It was supposed to be part of a routine fight scene. But when 33-year-old stuntman John Bernecker fell from a balcony on the Georgia set of AMC’s “The Walking Dead” on July 12, something went wrong. He missed the safety padding by inches, and his head hit the concrete 22 feet below. He died five hours later in an Atlanta hospital after being taken off life support.
The incident has renewed long-simmering concerns about set safety, especially as they pertain to television. Thanks to the increasing proliferation of original scripted programming on cable and streaming outlets, more and more shows are one-upping each other with movie-quality stunts. But they’re still shot on tight, small-screen schedules (typically nine days for a 60-minute episode), on budgets dwarfed by their big-screen counterparts.
“As safe as you try to make things, and as much as you try to control everything in your power, there’s always going to be a level of risk,” says stunt coordinator Norm Douglass, Emmy-nominated for Fox’s “Gotham.” “That’s where your experience and the preparation come in.”
When Douglass is rigging a high fall, he first tests it from a lower height and uses sandbags as stand-ins before trying it with live stunt people. For a scene a scene involving a mere 12-foot drop onto a car in season three of “Gotham,” Douglass put the stunt person on a wire rigged with a Goldtail Manual Descender to slow the speed of the fall and had moleskin applied to any exposed areas of his skin that might come in contact with pieces of broken tempered glass from the windshield.
With glass, “there’s a good chance, no matter how safe you are, you’re going to get cut because it goes it goes everywhere,” Douglass points out.
In addition to proper rigging and rehearsal, safety depends on knowing who to cast for which stunt. Coordinators say they not only need a network of established pros to call on with specialized skills in such areas as driving, fighting and falling, but they must also have accurate BS detectors to determine if “stunt” jobs on someone’s resume aren’t really just glorified extra work. The issue has become increasingly critical as productions have fanned out across the country, chasing tax incentives and creating more opportunities for aspiring stunt performers.
Coordinators are also on the lookout for risk-taking daredevils. “They’re great for when you want to throw a guy through a bar window, have them crash through the railing and land in the street, but I don’t need a wild man fighting with my lead actor and popping her in the face,” says stunt coordinator Christopher Place, Emmy-nominated for NBC’s “Blindspot.”
Fights might seem tame and mundane compared to a high fall or a car rollover, but they have their own set of safety risks, especially on a show such as “Blindspot,” which makes frequent use of martial-arts body flips.
“We do [flips] on streets, in concrete basements, and anytime a stunt performer is hitting the deck like that you have to take precautions not to hit them in the head or in the face,” Place says. “There are always weapons involved, too, whether a knife or even just a broomstick. We cheat with rubber and plastic, but even those can crack your nose and split your eye open.”
“Blindspot” also has a lot of firearms shooting off practical blanks and ejecting shells. “In a crowded room, those [shells] could hit people in the face and burn them, so it all takes a bit of choreography to keep things safe,” says Place.
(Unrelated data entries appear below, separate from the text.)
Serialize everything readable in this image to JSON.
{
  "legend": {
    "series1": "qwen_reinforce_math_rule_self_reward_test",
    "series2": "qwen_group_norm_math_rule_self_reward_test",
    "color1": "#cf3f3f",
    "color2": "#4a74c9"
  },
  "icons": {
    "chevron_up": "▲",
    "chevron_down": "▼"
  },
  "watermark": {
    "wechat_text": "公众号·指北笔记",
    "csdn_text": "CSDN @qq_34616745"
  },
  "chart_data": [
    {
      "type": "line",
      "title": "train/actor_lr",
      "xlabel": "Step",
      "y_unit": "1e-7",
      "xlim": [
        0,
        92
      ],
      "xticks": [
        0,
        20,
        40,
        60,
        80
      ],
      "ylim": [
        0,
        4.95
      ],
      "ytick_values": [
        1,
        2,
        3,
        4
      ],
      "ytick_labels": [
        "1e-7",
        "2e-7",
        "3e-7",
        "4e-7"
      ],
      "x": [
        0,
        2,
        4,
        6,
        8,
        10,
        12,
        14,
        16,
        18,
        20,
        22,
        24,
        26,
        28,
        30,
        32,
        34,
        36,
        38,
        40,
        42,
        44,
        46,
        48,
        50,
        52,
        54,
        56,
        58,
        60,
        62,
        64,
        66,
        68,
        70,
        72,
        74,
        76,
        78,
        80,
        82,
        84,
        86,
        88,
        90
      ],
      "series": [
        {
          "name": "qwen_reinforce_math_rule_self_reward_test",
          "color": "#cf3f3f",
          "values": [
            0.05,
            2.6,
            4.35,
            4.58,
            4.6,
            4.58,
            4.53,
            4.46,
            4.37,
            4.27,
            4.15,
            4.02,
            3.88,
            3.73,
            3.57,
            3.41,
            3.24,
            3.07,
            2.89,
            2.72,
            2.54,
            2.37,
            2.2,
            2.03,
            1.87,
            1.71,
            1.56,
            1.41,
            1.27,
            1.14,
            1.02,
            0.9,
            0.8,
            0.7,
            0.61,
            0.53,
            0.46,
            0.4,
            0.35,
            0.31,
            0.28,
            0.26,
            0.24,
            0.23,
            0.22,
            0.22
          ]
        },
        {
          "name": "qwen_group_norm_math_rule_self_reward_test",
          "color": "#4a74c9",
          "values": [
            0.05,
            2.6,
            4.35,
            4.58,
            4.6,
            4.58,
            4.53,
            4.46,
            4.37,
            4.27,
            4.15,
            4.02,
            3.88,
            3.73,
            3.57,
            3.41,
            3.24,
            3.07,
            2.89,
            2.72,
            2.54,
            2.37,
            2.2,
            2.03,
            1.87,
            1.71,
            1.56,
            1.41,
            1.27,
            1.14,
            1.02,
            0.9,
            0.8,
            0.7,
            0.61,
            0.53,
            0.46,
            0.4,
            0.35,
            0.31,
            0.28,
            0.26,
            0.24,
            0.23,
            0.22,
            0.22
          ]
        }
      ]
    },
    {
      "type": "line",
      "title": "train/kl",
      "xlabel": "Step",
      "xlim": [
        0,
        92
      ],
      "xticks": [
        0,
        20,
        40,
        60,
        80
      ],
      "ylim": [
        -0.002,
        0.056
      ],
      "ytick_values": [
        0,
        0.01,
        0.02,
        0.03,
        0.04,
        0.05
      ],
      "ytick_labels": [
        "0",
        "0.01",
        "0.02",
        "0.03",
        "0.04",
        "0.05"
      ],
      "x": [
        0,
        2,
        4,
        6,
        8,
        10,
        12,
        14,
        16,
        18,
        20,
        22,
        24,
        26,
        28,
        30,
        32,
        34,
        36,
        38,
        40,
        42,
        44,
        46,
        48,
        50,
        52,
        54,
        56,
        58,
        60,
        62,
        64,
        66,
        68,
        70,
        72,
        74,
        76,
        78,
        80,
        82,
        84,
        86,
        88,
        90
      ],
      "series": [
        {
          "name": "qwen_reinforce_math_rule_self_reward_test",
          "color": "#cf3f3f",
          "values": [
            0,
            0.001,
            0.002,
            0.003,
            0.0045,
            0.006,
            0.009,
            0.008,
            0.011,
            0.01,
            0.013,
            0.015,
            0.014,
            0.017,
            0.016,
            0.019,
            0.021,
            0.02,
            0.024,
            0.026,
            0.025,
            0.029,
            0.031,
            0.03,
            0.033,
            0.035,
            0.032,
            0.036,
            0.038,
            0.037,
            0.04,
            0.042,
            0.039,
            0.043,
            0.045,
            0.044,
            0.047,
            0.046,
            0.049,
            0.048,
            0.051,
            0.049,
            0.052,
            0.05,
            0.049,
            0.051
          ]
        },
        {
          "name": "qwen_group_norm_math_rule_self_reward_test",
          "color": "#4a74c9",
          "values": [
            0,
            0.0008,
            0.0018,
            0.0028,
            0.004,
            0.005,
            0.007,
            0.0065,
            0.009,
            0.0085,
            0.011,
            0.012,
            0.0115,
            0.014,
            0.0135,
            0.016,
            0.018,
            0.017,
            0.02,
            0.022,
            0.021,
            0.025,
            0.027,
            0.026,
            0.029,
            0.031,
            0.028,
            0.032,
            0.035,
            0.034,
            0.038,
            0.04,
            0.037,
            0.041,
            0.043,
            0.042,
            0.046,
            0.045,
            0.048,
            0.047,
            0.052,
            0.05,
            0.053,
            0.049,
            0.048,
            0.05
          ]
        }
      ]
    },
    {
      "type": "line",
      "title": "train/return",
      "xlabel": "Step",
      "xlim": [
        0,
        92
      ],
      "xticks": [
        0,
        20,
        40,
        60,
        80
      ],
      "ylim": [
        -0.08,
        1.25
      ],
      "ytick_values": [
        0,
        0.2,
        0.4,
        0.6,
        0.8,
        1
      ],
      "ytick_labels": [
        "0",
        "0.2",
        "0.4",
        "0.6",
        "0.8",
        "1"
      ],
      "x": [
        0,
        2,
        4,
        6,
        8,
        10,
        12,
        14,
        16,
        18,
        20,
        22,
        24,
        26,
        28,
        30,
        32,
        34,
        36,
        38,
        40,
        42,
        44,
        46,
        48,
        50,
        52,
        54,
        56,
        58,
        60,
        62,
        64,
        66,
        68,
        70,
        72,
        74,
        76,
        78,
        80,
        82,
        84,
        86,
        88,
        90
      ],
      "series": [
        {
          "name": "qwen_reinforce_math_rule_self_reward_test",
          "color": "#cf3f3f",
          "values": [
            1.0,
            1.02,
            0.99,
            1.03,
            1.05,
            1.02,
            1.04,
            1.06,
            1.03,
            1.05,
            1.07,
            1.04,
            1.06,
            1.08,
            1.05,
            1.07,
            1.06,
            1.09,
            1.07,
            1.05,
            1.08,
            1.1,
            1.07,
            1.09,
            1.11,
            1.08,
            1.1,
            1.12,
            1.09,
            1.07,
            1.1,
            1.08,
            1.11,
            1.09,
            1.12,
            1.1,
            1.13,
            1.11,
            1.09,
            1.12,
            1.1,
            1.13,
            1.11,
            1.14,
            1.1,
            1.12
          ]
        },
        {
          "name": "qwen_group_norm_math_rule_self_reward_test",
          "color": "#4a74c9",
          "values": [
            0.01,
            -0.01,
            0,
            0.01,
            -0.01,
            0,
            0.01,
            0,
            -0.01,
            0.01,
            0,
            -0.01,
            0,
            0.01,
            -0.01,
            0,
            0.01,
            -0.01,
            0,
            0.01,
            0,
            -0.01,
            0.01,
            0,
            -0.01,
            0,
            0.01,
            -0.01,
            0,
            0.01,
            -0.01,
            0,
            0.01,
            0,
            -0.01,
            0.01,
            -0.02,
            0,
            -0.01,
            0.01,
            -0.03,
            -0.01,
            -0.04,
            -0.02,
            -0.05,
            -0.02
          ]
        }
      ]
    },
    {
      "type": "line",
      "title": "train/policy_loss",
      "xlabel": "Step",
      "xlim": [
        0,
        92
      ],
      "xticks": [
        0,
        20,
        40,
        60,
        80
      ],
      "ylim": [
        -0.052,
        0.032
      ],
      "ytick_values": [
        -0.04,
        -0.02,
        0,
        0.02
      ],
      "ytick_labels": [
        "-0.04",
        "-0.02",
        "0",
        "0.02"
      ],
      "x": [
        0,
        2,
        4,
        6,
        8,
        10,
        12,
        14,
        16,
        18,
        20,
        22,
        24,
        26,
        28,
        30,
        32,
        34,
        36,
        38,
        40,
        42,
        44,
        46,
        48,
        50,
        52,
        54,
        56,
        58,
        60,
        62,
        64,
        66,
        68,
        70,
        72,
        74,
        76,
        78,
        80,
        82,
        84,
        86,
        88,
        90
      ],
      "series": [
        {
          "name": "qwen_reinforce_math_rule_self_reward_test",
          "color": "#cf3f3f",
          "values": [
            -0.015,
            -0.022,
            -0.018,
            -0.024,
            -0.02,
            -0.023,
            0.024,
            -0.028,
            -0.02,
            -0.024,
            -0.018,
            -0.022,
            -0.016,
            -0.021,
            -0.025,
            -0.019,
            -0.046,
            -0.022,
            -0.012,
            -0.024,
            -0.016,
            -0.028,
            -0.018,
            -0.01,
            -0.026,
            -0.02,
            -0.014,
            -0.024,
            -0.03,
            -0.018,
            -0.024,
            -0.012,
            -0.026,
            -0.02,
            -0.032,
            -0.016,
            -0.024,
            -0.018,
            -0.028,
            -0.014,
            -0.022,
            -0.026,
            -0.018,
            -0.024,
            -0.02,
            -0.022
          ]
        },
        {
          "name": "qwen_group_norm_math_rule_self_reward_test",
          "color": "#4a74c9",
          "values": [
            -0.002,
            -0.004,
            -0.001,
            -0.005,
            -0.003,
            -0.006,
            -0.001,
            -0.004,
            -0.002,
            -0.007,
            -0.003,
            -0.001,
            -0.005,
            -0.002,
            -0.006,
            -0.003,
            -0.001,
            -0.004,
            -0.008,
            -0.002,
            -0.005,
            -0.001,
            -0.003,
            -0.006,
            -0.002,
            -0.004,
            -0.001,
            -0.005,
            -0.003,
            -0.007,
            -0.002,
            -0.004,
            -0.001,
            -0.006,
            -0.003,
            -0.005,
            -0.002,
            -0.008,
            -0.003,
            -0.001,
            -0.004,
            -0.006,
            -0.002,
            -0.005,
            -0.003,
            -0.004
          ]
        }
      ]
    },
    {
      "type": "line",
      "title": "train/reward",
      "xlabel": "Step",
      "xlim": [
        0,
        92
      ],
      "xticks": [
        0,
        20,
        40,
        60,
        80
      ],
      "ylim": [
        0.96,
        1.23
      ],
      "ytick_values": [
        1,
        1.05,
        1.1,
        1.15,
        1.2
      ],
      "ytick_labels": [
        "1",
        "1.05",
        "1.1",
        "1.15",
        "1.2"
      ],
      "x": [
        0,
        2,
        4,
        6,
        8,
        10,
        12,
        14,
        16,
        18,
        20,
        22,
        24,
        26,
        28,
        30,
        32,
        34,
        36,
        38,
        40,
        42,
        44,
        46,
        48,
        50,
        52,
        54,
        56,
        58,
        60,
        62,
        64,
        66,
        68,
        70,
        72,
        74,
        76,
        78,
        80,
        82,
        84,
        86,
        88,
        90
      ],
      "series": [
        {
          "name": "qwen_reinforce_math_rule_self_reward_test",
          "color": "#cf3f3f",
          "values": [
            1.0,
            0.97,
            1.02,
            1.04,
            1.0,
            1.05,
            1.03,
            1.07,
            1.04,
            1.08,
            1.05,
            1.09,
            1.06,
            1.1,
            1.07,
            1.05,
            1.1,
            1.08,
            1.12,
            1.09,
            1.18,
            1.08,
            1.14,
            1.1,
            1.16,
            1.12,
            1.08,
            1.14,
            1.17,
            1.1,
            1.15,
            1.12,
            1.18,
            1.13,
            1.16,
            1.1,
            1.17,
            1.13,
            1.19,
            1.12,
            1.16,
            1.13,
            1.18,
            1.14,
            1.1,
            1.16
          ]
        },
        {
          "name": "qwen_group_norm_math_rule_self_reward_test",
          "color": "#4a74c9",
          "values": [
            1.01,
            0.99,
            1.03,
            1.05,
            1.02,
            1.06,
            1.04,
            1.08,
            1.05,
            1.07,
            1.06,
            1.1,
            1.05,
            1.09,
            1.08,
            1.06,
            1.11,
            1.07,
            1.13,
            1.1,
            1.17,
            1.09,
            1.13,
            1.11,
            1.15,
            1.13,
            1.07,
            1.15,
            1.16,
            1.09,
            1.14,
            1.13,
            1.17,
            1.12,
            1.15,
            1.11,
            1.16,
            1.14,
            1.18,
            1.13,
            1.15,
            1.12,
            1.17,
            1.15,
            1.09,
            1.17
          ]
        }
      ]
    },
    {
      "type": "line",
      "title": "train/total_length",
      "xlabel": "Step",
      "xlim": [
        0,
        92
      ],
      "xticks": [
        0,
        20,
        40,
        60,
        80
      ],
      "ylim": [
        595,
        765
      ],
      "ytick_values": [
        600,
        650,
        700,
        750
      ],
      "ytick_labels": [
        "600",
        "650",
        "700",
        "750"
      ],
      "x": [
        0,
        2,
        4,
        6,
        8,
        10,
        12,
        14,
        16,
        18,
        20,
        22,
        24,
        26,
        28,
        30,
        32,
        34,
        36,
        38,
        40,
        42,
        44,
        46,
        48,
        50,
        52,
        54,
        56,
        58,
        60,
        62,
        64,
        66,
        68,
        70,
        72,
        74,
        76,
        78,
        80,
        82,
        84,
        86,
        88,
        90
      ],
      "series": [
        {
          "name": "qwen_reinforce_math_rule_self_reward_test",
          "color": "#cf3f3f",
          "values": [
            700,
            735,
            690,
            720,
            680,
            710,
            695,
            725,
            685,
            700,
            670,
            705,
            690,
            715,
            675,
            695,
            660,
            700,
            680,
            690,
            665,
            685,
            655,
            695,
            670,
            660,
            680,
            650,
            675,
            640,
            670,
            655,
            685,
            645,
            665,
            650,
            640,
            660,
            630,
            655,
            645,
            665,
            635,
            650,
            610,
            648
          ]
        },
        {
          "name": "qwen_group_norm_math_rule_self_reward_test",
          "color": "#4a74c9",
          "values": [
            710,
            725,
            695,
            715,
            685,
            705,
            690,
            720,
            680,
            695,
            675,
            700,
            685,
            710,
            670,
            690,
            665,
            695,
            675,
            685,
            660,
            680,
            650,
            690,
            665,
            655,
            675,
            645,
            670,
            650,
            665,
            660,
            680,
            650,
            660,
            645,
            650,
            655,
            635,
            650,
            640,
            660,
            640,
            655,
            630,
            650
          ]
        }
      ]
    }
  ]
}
Stunt coordinator James Lew takes extra precautions when he’s choreographing fights scenes with actors, teaching them two to three moves at a time and shooting them piecemeal.
“I’ve found that once you put 12 moves together, with the excitement of staying in character and beating the crap out of this guy, when they say ‘action,’ something happens,” says Lew, who’s Emmy-nominated for Netflix’s “Marvel’s Luke Cage.” “The distance suddenly gets shorter, you get in the energy, and then, pop, you hit somebody.”
CGI technology has helped make stunts safer, allowing performers to wear thick support wires that can be erased in post, or to be virtually inserted into explosions without leaving the comfort of the greenscreen stage.
But while Lew is determined to keep his sets “stupid safe,” as he puts it, he likes to add a touch of non-CGI-enhanced real mayhem to sell the on-screen action.
“I encourage body hits,” says Lew. “We put thin padding on people so they can make a little contact. They should go home black and blue, but not with anything broken.”